Uranus: The seventh planet from the sun, with 27 moons (that we know of).

Neptune: The planet farthest away from the sun.

Dwarf planets: Pluto, Ceres, Eris, Makemake and Haumea.

Facts and pictures

There are some great websites that have useful and reliable information about the planets, even though they are so far away! A lot of this information has been collected by satellites and spacecraft that are sent into space to find out more about planets and how the solar system works.

Solar System Exploration

This is a website run by NASA which has some awesome pictures and facts about our solar system. NASA is an overseas government organisation that researches and explores space.

  • Select the Planets topic.
  • Choose the planet you are interested in.
  • We liked the About Planets topic which shows our whole solar system.

Ask an Astronomer

This website is supported by NASA and has some great answers to astronomy questions.

  • Keep going down the page until you find the planet you're looking for.
  • Choose a question to explore your planet eg Is there life on Mars?
  • Explore this site to find the answers to lots of questions about space and about each of the planets.
Tips: We like sites that are from government or other reputable organisations, because we can trust the information. You can sometimes tell these sites by their web address – they might have .gov or .edu in their address – or by looking at their About us or Contact pages.

Windows to the Universe

This website is written by science teachers. It is a great place for questions about space and has lots of useful facts.

Planets for Kids

This website has been created for kids and has lots of interesting facts and statistics about planets, moons and the sun.

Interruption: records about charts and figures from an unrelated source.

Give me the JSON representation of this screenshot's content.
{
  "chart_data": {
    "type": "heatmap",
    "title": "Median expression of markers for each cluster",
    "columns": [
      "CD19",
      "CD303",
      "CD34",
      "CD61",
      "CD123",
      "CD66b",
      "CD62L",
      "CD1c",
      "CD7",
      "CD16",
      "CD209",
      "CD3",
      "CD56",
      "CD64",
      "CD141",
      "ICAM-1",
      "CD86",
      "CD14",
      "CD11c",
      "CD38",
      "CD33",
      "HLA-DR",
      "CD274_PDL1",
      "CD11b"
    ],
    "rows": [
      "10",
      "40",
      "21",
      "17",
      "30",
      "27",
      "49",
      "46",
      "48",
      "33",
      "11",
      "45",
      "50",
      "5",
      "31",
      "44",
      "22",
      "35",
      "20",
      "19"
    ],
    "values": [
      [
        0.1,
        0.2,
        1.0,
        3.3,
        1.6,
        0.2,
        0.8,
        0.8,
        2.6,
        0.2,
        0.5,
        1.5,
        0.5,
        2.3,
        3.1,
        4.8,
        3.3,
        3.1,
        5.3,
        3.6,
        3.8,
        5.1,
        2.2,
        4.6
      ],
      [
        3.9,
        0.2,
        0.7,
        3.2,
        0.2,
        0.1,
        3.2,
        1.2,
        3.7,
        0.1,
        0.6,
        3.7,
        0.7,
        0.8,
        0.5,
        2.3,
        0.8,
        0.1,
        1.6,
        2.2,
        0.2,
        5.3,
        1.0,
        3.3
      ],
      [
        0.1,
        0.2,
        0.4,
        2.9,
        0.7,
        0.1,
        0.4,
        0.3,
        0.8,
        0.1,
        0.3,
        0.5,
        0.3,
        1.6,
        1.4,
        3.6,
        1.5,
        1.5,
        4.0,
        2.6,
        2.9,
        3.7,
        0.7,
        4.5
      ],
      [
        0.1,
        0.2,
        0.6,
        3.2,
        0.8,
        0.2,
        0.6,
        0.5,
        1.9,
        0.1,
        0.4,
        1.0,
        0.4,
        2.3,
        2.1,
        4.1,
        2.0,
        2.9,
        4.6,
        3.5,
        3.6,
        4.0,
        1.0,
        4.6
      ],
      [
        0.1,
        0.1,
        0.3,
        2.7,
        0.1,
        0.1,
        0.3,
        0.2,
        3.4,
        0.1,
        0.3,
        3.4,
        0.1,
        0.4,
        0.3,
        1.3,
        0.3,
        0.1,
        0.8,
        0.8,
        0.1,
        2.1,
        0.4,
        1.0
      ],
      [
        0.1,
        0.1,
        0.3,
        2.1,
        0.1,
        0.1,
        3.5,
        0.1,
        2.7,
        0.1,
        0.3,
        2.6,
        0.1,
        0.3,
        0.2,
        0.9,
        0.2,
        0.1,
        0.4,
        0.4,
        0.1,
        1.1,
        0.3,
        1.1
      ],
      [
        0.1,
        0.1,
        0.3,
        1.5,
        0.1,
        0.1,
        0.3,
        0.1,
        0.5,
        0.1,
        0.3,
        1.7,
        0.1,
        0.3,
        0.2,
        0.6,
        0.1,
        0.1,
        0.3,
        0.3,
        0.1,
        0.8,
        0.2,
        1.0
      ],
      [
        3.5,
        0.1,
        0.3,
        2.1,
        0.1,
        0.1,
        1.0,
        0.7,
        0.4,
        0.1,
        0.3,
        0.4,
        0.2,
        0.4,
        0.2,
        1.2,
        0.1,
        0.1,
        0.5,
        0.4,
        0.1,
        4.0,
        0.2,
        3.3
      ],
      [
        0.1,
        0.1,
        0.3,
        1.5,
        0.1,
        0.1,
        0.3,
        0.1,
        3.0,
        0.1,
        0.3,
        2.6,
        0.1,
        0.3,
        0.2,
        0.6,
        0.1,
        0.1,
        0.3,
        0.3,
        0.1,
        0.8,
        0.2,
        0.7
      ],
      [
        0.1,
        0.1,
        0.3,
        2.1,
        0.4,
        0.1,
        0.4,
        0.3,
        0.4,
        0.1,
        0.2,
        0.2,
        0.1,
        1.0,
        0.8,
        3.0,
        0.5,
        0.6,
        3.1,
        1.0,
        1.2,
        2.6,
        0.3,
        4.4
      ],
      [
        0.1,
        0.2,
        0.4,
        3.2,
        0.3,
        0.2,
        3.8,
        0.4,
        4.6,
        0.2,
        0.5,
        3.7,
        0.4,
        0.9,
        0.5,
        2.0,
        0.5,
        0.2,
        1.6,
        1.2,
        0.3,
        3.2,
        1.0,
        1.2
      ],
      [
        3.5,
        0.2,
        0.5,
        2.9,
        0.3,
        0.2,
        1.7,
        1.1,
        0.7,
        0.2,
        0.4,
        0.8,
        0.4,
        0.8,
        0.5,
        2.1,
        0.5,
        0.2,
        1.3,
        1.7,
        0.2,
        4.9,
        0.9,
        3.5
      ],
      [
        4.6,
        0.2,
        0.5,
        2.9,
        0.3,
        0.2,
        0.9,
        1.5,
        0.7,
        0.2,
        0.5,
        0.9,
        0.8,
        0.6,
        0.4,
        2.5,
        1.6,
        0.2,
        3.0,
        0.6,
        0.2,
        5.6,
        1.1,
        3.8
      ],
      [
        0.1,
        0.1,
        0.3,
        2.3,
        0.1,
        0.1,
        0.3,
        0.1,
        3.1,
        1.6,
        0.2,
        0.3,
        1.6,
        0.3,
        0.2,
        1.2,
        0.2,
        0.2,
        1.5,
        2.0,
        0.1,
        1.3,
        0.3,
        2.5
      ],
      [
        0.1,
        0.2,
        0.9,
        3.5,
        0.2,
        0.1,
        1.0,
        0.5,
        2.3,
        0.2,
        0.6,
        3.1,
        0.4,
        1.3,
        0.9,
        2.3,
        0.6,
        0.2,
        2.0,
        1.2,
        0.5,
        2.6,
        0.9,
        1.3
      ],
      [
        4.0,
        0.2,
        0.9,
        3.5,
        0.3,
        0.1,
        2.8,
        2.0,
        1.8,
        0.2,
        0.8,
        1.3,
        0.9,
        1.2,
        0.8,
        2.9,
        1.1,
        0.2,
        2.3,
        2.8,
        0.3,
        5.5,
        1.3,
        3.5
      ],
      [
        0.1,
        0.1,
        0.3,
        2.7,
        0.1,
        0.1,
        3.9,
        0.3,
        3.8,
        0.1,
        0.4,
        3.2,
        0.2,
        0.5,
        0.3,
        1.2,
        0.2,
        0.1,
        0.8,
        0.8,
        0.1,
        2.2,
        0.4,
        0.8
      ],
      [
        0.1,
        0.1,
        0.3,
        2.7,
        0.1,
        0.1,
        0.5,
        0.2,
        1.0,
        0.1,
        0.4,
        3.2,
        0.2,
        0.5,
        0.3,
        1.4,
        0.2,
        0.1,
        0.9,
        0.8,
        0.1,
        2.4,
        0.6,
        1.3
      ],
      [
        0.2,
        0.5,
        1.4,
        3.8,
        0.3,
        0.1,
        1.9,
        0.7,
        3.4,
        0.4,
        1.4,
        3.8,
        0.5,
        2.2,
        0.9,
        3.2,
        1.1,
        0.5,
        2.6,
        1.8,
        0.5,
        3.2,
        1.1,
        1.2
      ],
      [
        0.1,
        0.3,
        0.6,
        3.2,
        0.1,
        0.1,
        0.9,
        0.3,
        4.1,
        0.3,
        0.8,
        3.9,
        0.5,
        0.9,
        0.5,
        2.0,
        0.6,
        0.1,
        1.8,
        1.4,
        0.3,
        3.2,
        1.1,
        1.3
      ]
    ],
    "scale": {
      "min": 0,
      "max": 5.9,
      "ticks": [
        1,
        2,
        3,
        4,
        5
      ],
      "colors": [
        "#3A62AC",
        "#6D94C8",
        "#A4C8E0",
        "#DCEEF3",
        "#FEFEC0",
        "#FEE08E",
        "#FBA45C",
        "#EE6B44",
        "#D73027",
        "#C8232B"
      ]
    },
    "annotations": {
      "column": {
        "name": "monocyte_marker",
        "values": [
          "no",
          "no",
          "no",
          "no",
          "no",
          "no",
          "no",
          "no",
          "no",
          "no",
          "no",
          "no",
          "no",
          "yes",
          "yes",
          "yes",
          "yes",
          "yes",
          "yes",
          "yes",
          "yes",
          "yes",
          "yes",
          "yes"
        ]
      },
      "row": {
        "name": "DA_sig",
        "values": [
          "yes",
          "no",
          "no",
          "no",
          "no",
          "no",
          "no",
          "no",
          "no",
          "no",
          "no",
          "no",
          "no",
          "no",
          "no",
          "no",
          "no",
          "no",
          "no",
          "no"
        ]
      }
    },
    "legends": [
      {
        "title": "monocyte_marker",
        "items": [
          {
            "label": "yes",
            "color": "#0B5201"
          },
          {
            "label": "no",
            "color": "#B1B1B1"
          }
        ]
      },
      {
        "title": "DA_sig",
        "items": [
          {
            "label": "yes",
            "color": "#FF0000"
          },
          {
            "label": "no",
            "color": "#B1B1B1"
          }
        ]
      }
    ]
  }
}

  • Select the Planets topic.
  • Then choose the planet you are interested in.
  • Explore the website to find out about other galaxies.
Tips: Websites that have .org or .net in the address can have good information, but you need to assess how reliable it is. Check the About us link on the website, if you can find one. That can tell you what the organisation’s mission and values are.

Articles and videos

Humans have been interested in the planets for thousands of years, long before people knew what planets were like or how far away they are. Thanks to spacecraft and powerful telescopes we are now able to observe planets more closely and find out more about them. Try these websites for more detailed information about the planets.

Britannica School

This is one of the EPIC resources. EPIC is a collection of reliable databases covering lots of different topics. It’s put together especially for New Zealand school students and helps to answer questions like this.

  • Select Middle.
  • Search for 'planets'.
  • Choose the planet you want to research eg Neptune.
  • Select Images & Videos to see pictures of your planet.
  • In the Related topic, select Web's best sites to find some other websites to explore.
Tips: Search words, or keywords, are the most important words in our question. Usually it’s better to leave out small words like ‘the’, ‘a’ and ‘of’ and just choose the main ones, eg 'planets'. We can always change our keywords or add more if we need to.

Science in Context

This is another EPIC resource which has lots of articles from encyclopedias, magazines and journals.

  • Go to Browse Topics .
  • From the Topics dropdown menu choose Physics and Astronomy.
  • From the list select Planets and Dwarf Planets or a planet you're interested in.
  • Each topic gives an Overview and resources are grouped by type eg reference or videos.
Tips: To get to the EPIC resources you will need a password from your school librarian first. Or you can chat with one of our AnyQuestions librarians between 1 and 6pm Monday to Friday and they will help you online. Some EPIC databases may also be available through your public library.

Books

There have been many books written about the planets - check out your local public or school library to see what they have.